Only Charlie’s Language Arts teacher, Mrs. Gamlen, was able to offer the extension, which Charlie eagerly accepted while still attempting to explain his reasons for not having his paper completed. Mrs. Gamlen stopped him. She told him it wasn’t necessary. She understood.
Any feeling of relief Charlie received from Mrs. Gamlen’s empathy was exhausted when she handed him his most recently graded writing assignment. At the top of the paper, in bright red ink, was a big, fat B. There was no plus, either, just the miserable, lonesome B. It was the first grade below an A that Charlie had received all year, and the first gra
de below an A- since three years before. It was also the only thing on Charlie’s mind for the rest of class.
Once the period ended, Charlie approached his teacher with the intention of arguing his way to a better grade. While he didn’t feel good about doing it, he knew his best bet was to play the emotional card. Charlie cited his parents’ deaths and the enormous stress that he was under, and how it had clearly affected his writing.
“I couldn’t be more sorry about your parents,” Mrs. Gamlen said, “and I will definitely take that into consideration on your next paper. But you do realize the paper I handed back was turned in over two weeks ago, right?”
Charlie froze, busted. He had been so confident in what he considered his ace in the hole that he never imagined his teacher would challenge the timeline. He attempted to free himself from the bind he had tied. “Uh, I know,” he stuttered. “But, like, I had other things going on, too. Other problems at home.” Charlie couldn’t believe he just attempted to cover his lie with another lie, but his mouth had just said the words without ever asking his mind to sign off of them.
Mrs.
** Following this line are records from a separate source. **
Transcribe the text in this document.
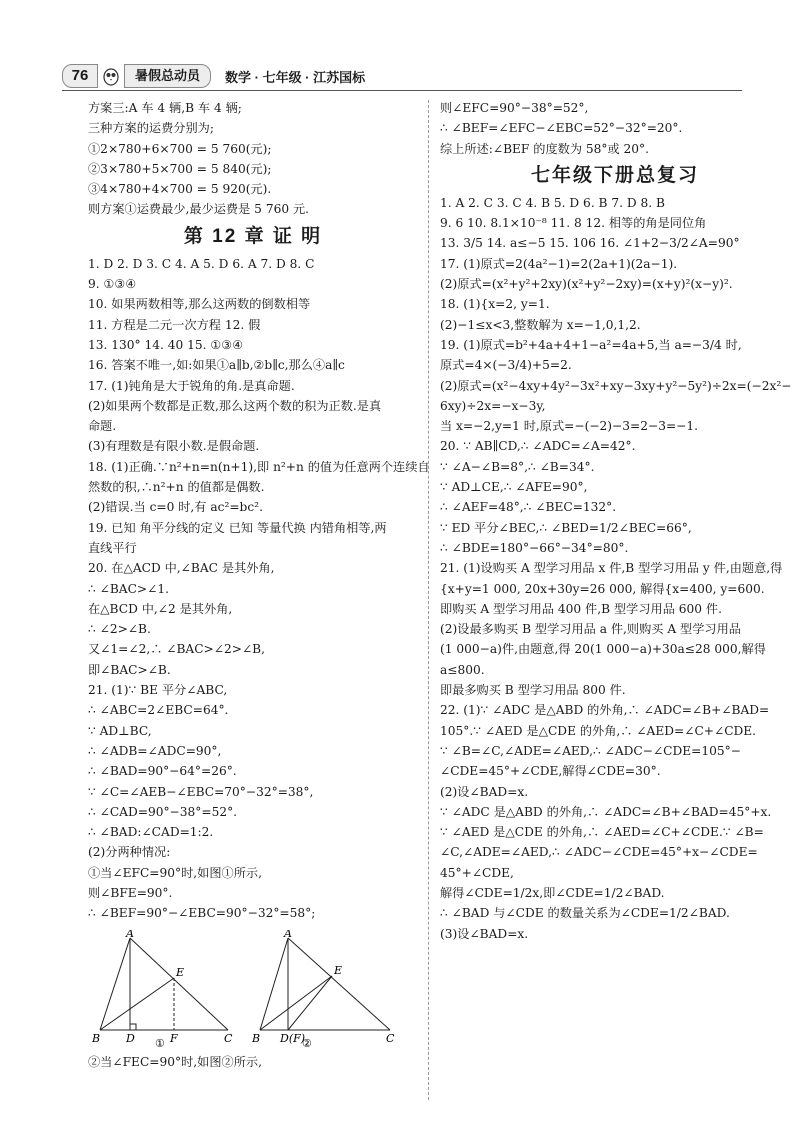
76	暑假总动员	数学 · 七年级 · 江苏国标
方案三:A 车 4 辆,B 车 4 辆;
三种方案的运费分别为;
①2×780+6×700 = 5 760(元);
②3×780+5×700 = 5 840(元);
③4×780+4×700 = 5 920(元).
则方案①运费最少,最少运费是 5 760 元.
第 12 章 证 明
1. D 2. D 3. C 4. A 5. D 6. A 7. D 8. C
9. ①③④
10. 如果两数相等,那么这两数的倒数相等
11. 方程是二元一次方程 12. 假
13. 130° 14. 40 15. ①③④
16. 答案不唯一,如:如果①a∥b,②b∥c,那么④a∥c
17. (1)钝角是大于锐角的角.是真命题.
(2)如果两个数都是正数,那么这两个数的积为正数.是真
命题.
(3)有理数是有限小数.是假命题.
18. (1)正确.∵n²+n=n(n+1),即 n²+n 的值为任意两个连续自
然数的积,∴n²+n 的值都是偶数.
(2)错误.当 c=0 时,有 ac²=bc².
19. 已知 角平分线的定义 已知 等量代换 内错角相等,两
直线平行
20. 在△ACD 中,∠BAC 是其外角,
∴ ∠BAC>∠1.
在△BCD 中,∠2 是其外角,
∴ ∠2>∠B.
又∠1=∠2,∴ ∠BAC>∠2>∠B,
即∠BAC>∠B.
21. (1)∵ BE 平分∠ABC,
∴ ∠ABC=2∠EBC=64°.
∵ AD⊥BC,
∴ ∠ADB=∠ADC=90°,
∴ ∠BAD=90°−64°=26°.
∵ ∠C=∠AEB−∠EBC=70°−32°=38°,
∴ ∠CAD=90°−38°=52°.
∴ ∠BAD:∠CAD=1:2.
(2)分两种情况:
①当∠EFC=90°时,如图①所示,
则∠BFE=90°.
∴ ∠BEF=90°−∠EBC=90°−32°=58°;
A
B D	F	C
E
①
A
B D(F)	C
E
②
②当∠FEC=90°时,如图②所示,
则∠EFC=90°−38°=52°,
∴ ∠BEF=∠EFC−∠EBC=52°−32°=20°.
综上所述:∠BEF 的度数为 58°或 20°.
七年级下册总复习
1. A 2. C 3. C 4. B 5. D 6. B 7. D 8. B
9. 6 10. 8.1×10⁻⁸ 11. 8 12. 相等的角是同位角
13. 3/5 14. a≤−5 15. 106 16. ∠1+2−3/2∠A=90°
17. (1)原式=2(4a²−1)=2(2a+1)(2a−1).
(2)原式=(x²+y²+2xy)(x²+y²−2xy)=(x+y)²(x−y)².
18. (1){x=2, y=1.
(2)−1≤x<3,整数解为 x=−1,0,1,2.
19. (1)原式=b²+4a+4+1−a²=4a+5,当 a=−3/4 时,
原式=4×(−3/4)+5=2.
(2)原式=(x²−4xy+4y²−3x²+xy−3xy+y²−5y²)÷2x=(−2x²−
6xy)÷2x=−x−3y,
当 x=−2,y=1 时,原式=−(−2)−3=2−3=−1.
20. ∵ AB∥CD,∴ ∠ADC=∠A=42°.
∵ ∠A−∠B=8°,∴ ∠B=34°.
∵ AD⊥CE,∴ ∠AFE=90°,
∴ ∠AEF=48°,∴ ∠BEC=132°.
∵ ED 平分∠BEC,∴ ∠BED=1/2∠BEC=66°,
∴ ∠BDE=180°−66°−34°=80°.
21. (1)设购买 A 型学习用品 x 件,B 型学习用品 y 件,由题意,得
{x+y=1 000, 20x+30y=26 000, 解得{x=400, y=600.
即购买 A 型学习用品 400 件,B 型学习用品 600 件.
(2)设最多购买 B 型学习用品 a 件,则购买 A 型学习用品
(1 000−a)件,由题意,得 20(1 000−a)+30a≤28 000,解得
a≤800.
即最多购买 B 型学习用品 800 件.
22. (1)∵ ∠ADC 是△ABD 的外角,∴ ∠ADC=∠B+∠BAD=
105°.∵ ∠AED 是△CDE 的外角,∴ ∠AED=∠C+∠CDE.
∵ ∠B=∠C,∠ADE=∠AED,∴ ∠ADC−∠CDE=105°−
∠CDE=45°+∠CDE,解得∠CDE=30°.
(2)设∠BAD=x.
∵ ∠ADC 是△ABD 的外角,∴ ∠ADC=∠B+∠BAD=45°+x.
∵ ∠AED 是△CDE 的外角,∴ ∠AED=∠C+∠CDE.∵ ∠B=
∠C,∠ADE=∠AED,∴ ∠ADC−∠CDE=45°+x−∠CDE=
45°+∠CDE,
解得∠CDE=1/2x,即∠CDE=1/2∠BAD.
∴ ∠BAD 与∠CDE 的数量关系为∠CDE=1/2∠BAD.
(3)设∠BAD=x.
Gamlen had heard the rumors about what might have “caused” the Kim’s crash, and took Charlie’s words as confirmation of their truth.
Charlie, meanwhile, took Mrs. Gamlen’s noticeable softening as an opportunity to close the deal. “I just really need an A in this class,” he said, unknowingly overplaying his hand by switching the topic from his paper grade to his class grade.
“You don’t need to worry about that,” Mrs. Gamlen said. “There’s still plenty of time to pull your overall grade up. Just make sure to put your maximum effort into the next paper.”
That was the last thing Charlie wanted to hear. He was struggling with his assignment enough. Extension or not, he didn’t need the added pressure. Before Charlie could respond, students began pouring into the room for the next period.